Recently, 800 million emails was leaked online from world’s largest email verification service. Read on to know about this latest email data breach…
Recently, 800 million emails was leaked online from world’s largest email verification service provider Verifications.io . A security researcher claims to have discovered a non-password protected MongoDB instance at Verifications IO, marking what Security Discovery called the biggest and most detailed email database it has reported on.
The researcher is said to have discovered the 150GB volume of biggest and most comprehensive email unprotected MongoDB that leaked millions of email data online belonging to Verifications.io which is an email marketing company. The exposed number of records is around 809 million.
According to the report, upon verifying the 150GB sized file that wasn’t password protected, researcher Bob Diachenko wrote it was massive, with tons of emails available to the public and accessible to anyone who was online. Some of the data also included personally identifiable information, noted the report. The leaked email contains sensitive information including Personally Identifiable Information (PII) and the complete data being available in public that can be accessed by anyone on the internet.
This Database exactly contains 808,539,939 records with the name of “mailEmailDatabase” where there is 3 different folders under the folder named as a “collection”. The other portions were named Emailrecords, which has 798,171,891 records, emailWithPhone which had 4,150,600 records and businessLeads which 6,217,358 records, noted the report.

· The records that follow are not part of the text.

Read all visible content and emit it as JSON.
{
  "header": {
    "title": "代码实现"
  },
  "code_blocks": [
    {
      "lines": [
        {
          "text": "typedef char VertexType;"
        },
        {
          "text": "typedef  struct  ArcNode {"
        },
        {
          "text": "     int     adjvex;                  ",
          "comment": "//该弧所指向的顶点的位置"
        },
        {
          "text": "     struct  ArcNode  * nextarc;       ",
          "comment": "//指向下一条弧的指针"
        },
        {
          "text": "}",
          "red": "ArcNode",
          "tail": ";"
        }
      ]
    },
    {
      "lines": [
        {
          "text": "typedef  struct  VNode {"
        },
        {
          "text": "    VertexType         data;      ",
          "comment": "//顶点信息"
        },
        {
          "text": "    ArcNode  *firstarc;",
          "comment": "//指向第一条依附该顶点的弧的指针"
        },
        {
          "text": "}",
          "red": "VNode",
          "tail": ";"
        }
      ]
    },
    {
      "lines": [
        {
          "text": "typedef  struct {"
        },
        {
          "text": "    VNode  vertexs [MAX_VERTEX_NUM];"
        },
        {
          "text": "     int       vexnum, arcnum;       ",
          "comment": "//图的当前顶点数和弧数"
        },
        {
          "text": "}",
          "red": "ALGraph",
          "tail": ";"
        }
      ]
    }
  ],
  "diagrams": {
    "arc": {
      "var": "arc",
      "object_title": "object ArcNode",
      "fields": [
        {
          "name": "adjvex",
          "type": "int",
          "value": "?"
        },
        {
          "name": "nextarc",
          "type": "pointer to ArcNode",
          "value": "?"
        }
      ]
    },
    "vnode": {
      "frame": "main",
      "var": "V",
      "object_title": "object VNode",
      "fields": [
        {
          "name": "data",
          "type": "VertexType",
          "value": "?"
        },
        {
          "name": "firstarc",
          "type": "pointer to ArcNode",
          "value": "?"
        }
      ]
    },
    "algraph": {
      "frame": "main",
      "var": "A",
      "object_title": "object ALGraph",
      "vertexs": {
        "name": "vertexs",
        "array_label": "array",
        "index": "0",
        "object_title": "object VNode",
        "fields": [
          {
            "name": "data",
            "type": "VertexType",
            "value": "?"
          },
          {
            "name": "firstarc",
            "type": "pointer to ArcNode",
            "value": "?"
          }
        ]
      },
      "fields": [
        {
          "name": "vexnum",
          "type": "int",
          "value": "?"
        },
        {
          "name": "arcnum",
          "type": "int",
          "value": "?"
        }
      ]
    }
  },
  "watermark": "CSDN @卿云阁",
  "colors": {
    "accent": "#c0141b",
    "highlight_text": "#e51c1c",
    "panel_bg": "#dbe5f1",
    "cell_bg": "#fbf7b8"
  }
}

The records also included email addresses, phone numbers, and addresses. Identifying data such as gender, date of birth, personal mortgage amount, interest rate, social media accounts, and credit score data was also exposed.
“As part of the verification process I cross-checked a random selection of records with Troy Hunt’s HaveIBeenPwned database,” wrote the researcher in the report. “Based on the results, I came to the conclusion that this is not just another ‘Collection’ of previously leaked sources but a completely unique set of data. Although, not all records contained the detailed profile information about the email owner, a large number of records were very detailed.”
The researcher noted in the report that the database was taken down as soon as he sent a notification to the support at the company. “In addition to the email profiles, this database also had access details and a user list of (130 records), with names and credentials to access FTP server to upload / download email lists (hosted on the same IP with MongoDB). We can only speculate that this was not meant to be public data,” Diachenko wrote in the blog.
Email Validation Mechanism
According to the security researcher , the email validation methods works in the following way
1. Someone uploads a list of email addresses that they want to validate.
2. Verifications.io has a list of mail servers and internal email accounts that they use to “validate” an email address.
3. They do this by literally sending the people an email. If it does not bounce, the email is validated.
4. If it bounces, they put it in a bounce list so they can easily validate later on.
If cybercriminals have 100s of companies hacked email address in millions — the online fraudster will not know which one is valid and invalid. In this case, the cybercriminal uploads all of the potential email addresses to a service like verifications.io then the email verification service sends tens of thousands of emails to validate these users in order to identify valid and invalid email address.
”Each one of the users on the list gets their own spam message saying “hi”. Then the threat actor gets a cleaned, verified, and valid list of users at these companies. Now he knows who works there and who does not, and he can start a more focused phishing or brute forcing campaign.” researcher said.